| Résume||Finite Rokhlin dimension is one of the several ways in which the Rokhlin property, a concept originally developed int the framework of amenable actions on von Neumann algebras, has been adapted to C*-dynamics. Actions with finite Rokhlin dimension have many useful features, especially in view of Elliott's classification programme. For instance, finite nuclear dimension and Z-stability are preserved when taking the crossed product of a separable unital C*-algebra by a G-action which has finite Rokhlin dimension, for a wide class of countable discrete amenable groups G.

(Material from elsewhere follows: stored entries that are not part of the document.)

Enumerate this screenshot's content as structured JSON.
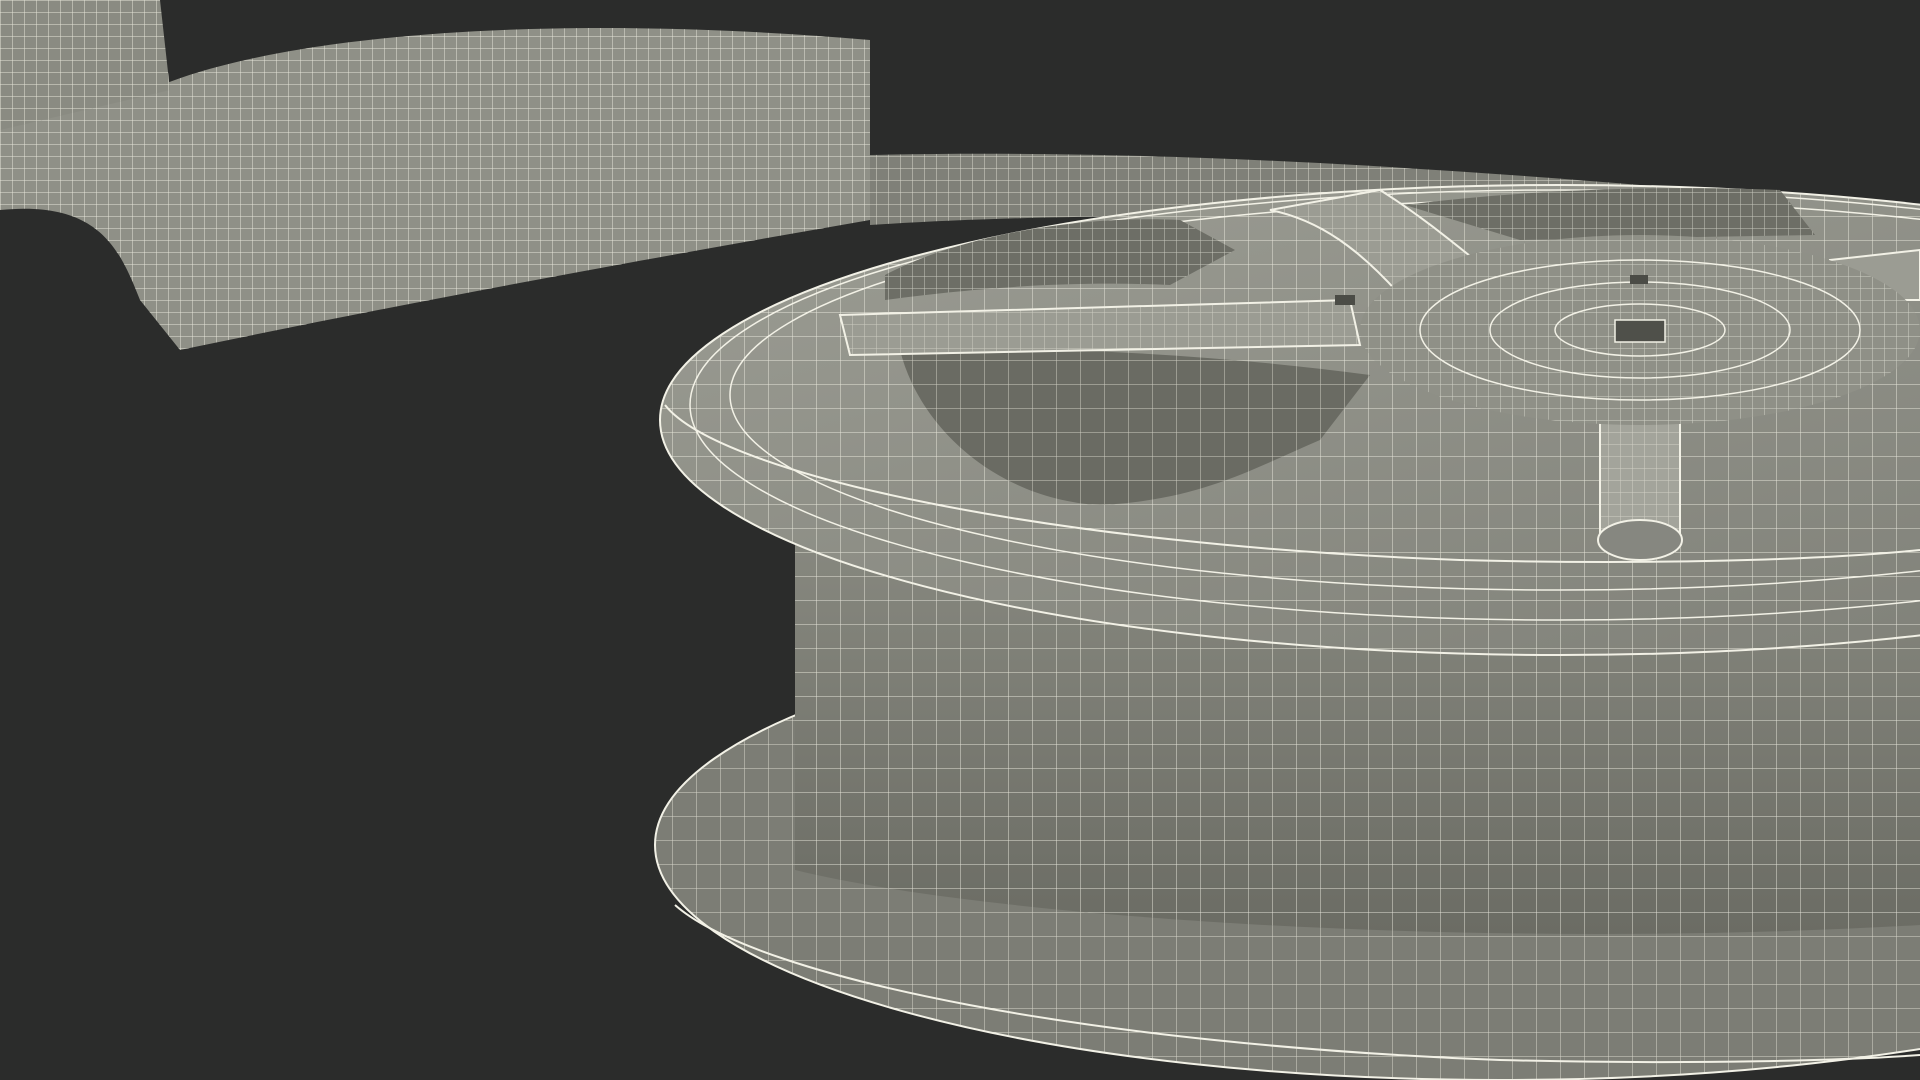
{
  "scene": {
    "background_color": "#2b2c2b",
    "surface_color": "#8e8e84",
    "surface_shadow_color": "#5f6058",
    "wire_color": "#f2f1e6",
    "objects": [
      "film-strip",
      "film-reel"
    ]
  }
}
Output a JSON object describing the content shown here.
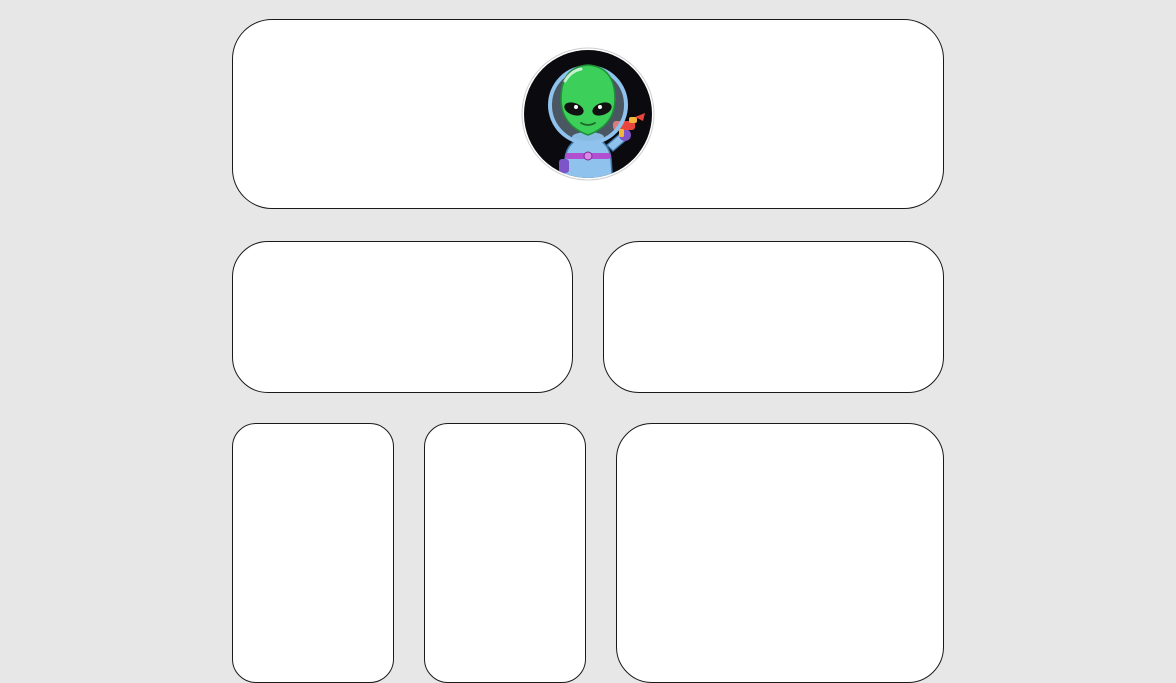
{
  "header": {
    "avatar_icon": "alien-astronaut-avatar"
  },
  "colors": {
    "page_background": "#e7e7e7",
    "card_background": "#ffffff",
    "card_border": "#1a1a1a",
    "avatar_background": "#0b0b0f",
    "alien_skin": "#3ccf5a",
    "suit": "#8fc3ee"
  }
}
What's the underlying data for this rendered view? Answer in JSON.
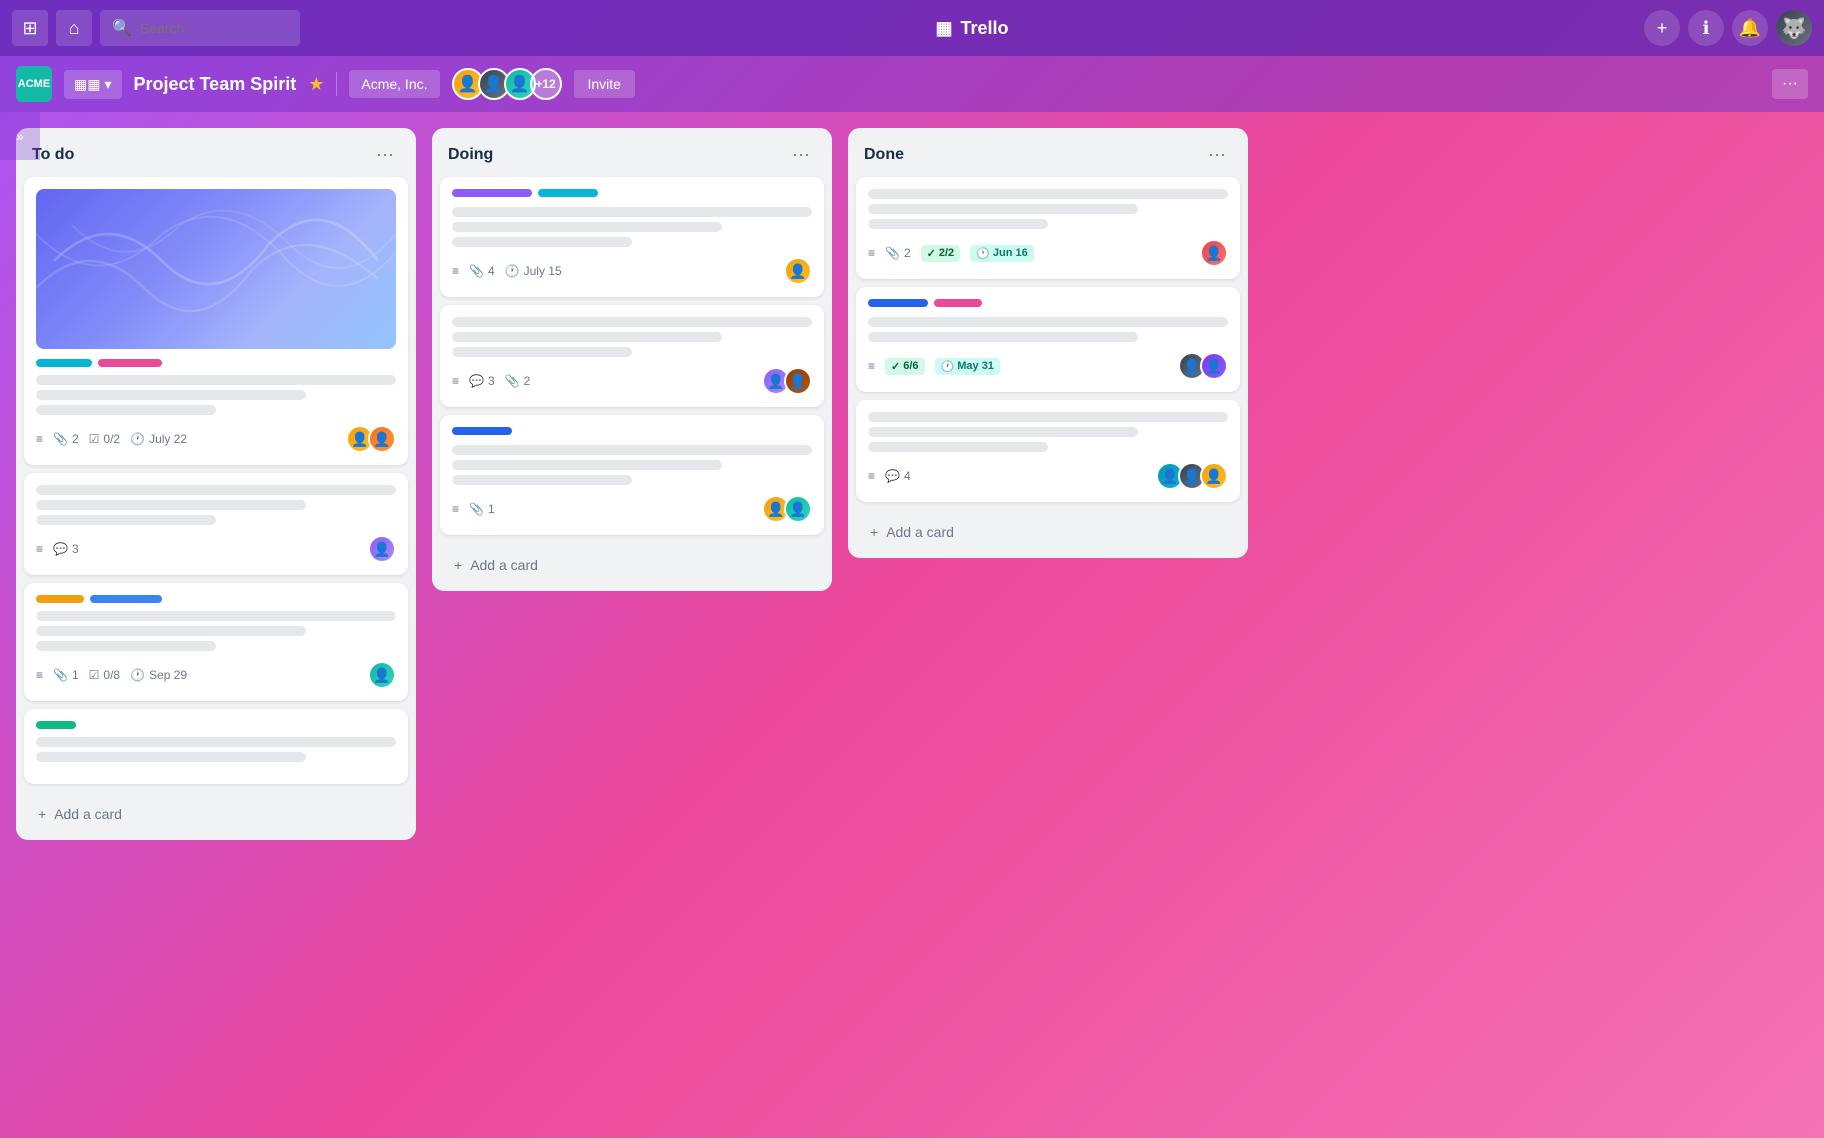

In this talk, I'll discuss the connections of finite Rokhlin dimension with the notion of strong outerness, focusing on equivariantly Z-stable actions of residually finite, amenable, discrete, countable groups on separable, simple, unital, nuclear, Z-stable C*-algebras with non-empty trace space. In particular, I'll show that for such an action alpha on A, if the action induced by alpha on the trace space of A has small orbits in an appropriate sense, then strongly outerness is equivalent to having finite Rokhlin dimension.
The novelty of this result is the absence of topological assumption on the trace space, as opposed to past works proving analogous statements, where the trace space was always assumed to be a Bauer simplex. This is a joint work with Eusebio Gardella and Ilan Hirshberg.|